Tariffs, high interest rates and protracted development red tape are among the hurdles developers face to bring life to urgently-needed housing projects in Toronto and across Canada.
But if various government levels and development sectors work together to problem solve, there will be “some real movement and real uniting” to help overcome barriers to getting shovels in the ground, says Robyn Brown, principal and practice group manager for placemaking at Arcadis Canada East.
Brown, who moderated a panel session about how transportation and infrastructure planning can impact the commercial real estate world at the Land and Development Conference recently in Toronto, says while times are difficult in the development industry, it is “a time of great innovation and opportunity.”
She says a tagline at the end of the seminar was “never waste a good crisis.”
The development community is hopeful governments are thinking the same way.
The federal government has initiatives in the pipeline to accelerate housing construction and a number of municipalities are looking to reduce development charges and expedite permitting.
As it stands, however, many developers find delivering most types of products, especially residential, to market is “exceptionally difficult,” says seminar panellist Meghan Wong, vice-president of the Spanier Group, a real estate and planning firm specializing in large-scale, mixed-use developments.
“I think most development sites, especially the large mixed-use ones, have trouble pencilling in this market.”
While the province’s investment in transit is unprecedented and property next to or near busy transit stations are seen as prime residential development points in Toronto, she says the economics of building housing along many of those transit nodes remains challenging.

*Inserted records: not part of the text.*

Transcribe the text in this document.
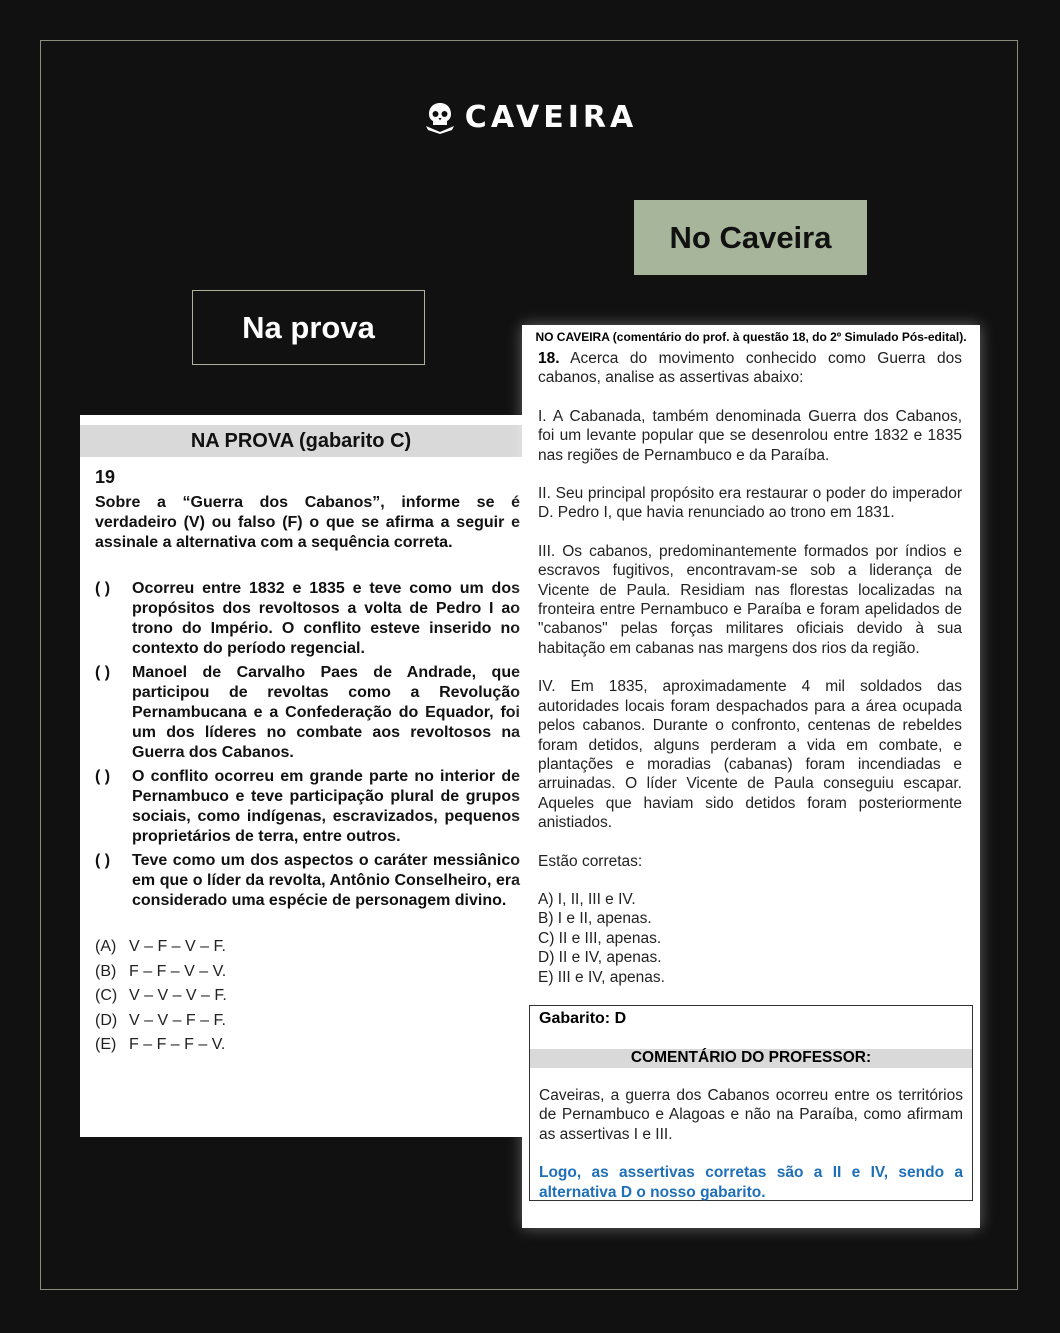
CAVEIRA
No Caveira
Na prova
NA PROVA (gabarito C)
19
Sobre a “Guerra dos Cabanos”, informe se é verdadeiro (V) ou falso (F) o que se afirma a seguir e assinale a alternativa com a sequência correta.
( )	Ocorreu entre 1832 e 1835 e teve como um dos propósitos dos revoltosos a volta de Pedro I ao trono do Império. O conflito esteve inserido no contexto do período regencial.
( )	Manoel de Carvalho Paes de Andrade, que participou de revoltas como a Revolução Pernambucana e a Confederação do Equador, foi um dos líderes no combate aos revoltosos na Guerra dos Cabanos.
( )	O conflito ocorreu em grande parte no interior de Pernambuco e teve participação plural de grupos sociais, como indígenas, escravizados, pequenos proprietários de terra, entre outros.
( )	Teve como um dos aspectos o caráter messiânico em que o líder da revolta, Antônio Conselheiro, era considerado uma espécie de personagem divino.
(A) V – F – V – F.
(B) F – F – V – V.
(C) V – V – V – F.
(D) V – V – F – F.
(E) F – F – F – V.
NO CAVEIRA (comentário do prof. à questão 18, do 2º Simulado Pós-edital).
18. Acerca do movimento conhecido como Guerra dos cabanos, analise as assertivas abaixo:
I. A Cabanada, também denominada Guerra dos Cabanos, foi um levante popular que se desenrolou entre 1832 e 1835 nas regiões de Pernambuco e da Paraíba.
II. Seu principal propósito era restaurar o poder do imperador D. Pedro I, que havia renunciado ao trono em 1831.
III. Os cabanos, predominantemente formados por índios e escravos fugitivos, encontravam-se sob a liderança de Vicente de Paula. Residiam nas florestas localizadas na fronteira entre Pernambuco e Paraíba e foram apelidados de "cabanos" pelas forças militares oficiais devido à sua habitação em cabanas nas margens dos rios da região.
IV. Em 1835, aproximadamente 4 mil soldados das autoridades locais foram despachados para a área ocupada pelos cabanos. Durante o confronto, centenas de rebeldes foram detidos, alguns perderam a vida em combate, e plantações e moradias (cabanas) foram incendiadas e arruinadas. O líder Vicente de Paula conseguiu escapar. Aqueles que haviam sido detidos foram posteriormente anistiados.
Estão corretas:
A) I, II, III e IV.
B) I e II, apenas.
C) II e III, apenas.
D) II e IV, apenas.
E) III e IV, apenas.
Gabarito: D
COMENTÁRIO DO PROFESSOR:
Caveiras, a guerra dos Cabanos ocorreu entre os territórios de Pernambuco e Alagoas e não na Paraíba, como afirmam as assertivas I e III.
Logo, as assertivas corretas são a II e IV, sendo a alternativa D o nosso gabarito.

One possible housing success story is the Gerrard-Carlaw North Transit-Oriented Community, a proposed high-density enclave that will be developed at one of the Ontario Line stations now under construction in the east end of the city. The property was home to an underused strip shopping centre and large parking lot.
The East Harbour Transit Hub, which started construction this summer, could be another bright spot. Also on the province’s 15.6 kilometre Ontario Line, the transit hub is central to Toronto’s ambitious East Harbour project, a high-density mixed-use office/residential community planned east of the Don Valley Parkway near the lakeshore.
The 60-acre former industrial property, however, faces hurdles to unleashing its full potential, says Wong.
Along with the transit line, it will require additional infrastructure such as roads, flood protection and possibly a TTC streetcar extension, all of which could be “cost prohibitive in this market,” she points out.
Wong and Brown also point to a number of sites along the Golden Mile, a stretch of Eglinton Avenue in Scarborough, which are being revisited by the city as high-potential mixed-use redevelopment sites.
The city is under a lot of pressure to provide housing and it sees the area as “a great opportunity” for future housing, says Brown, adding its early planning work along the Golden Mile sets the city up for what to build when infrastructure is in place.
Wong says the federal government’s Build Canada Homes, new agency aimed at building affordable housing, may face a lot of growing pains.
“Many, including myself, believe there are a lot of challenges to starting a new government agency and it takes time to get right. It might be a long-term strategy but it is certainly not going to turn around our current housing crisis in the short term.”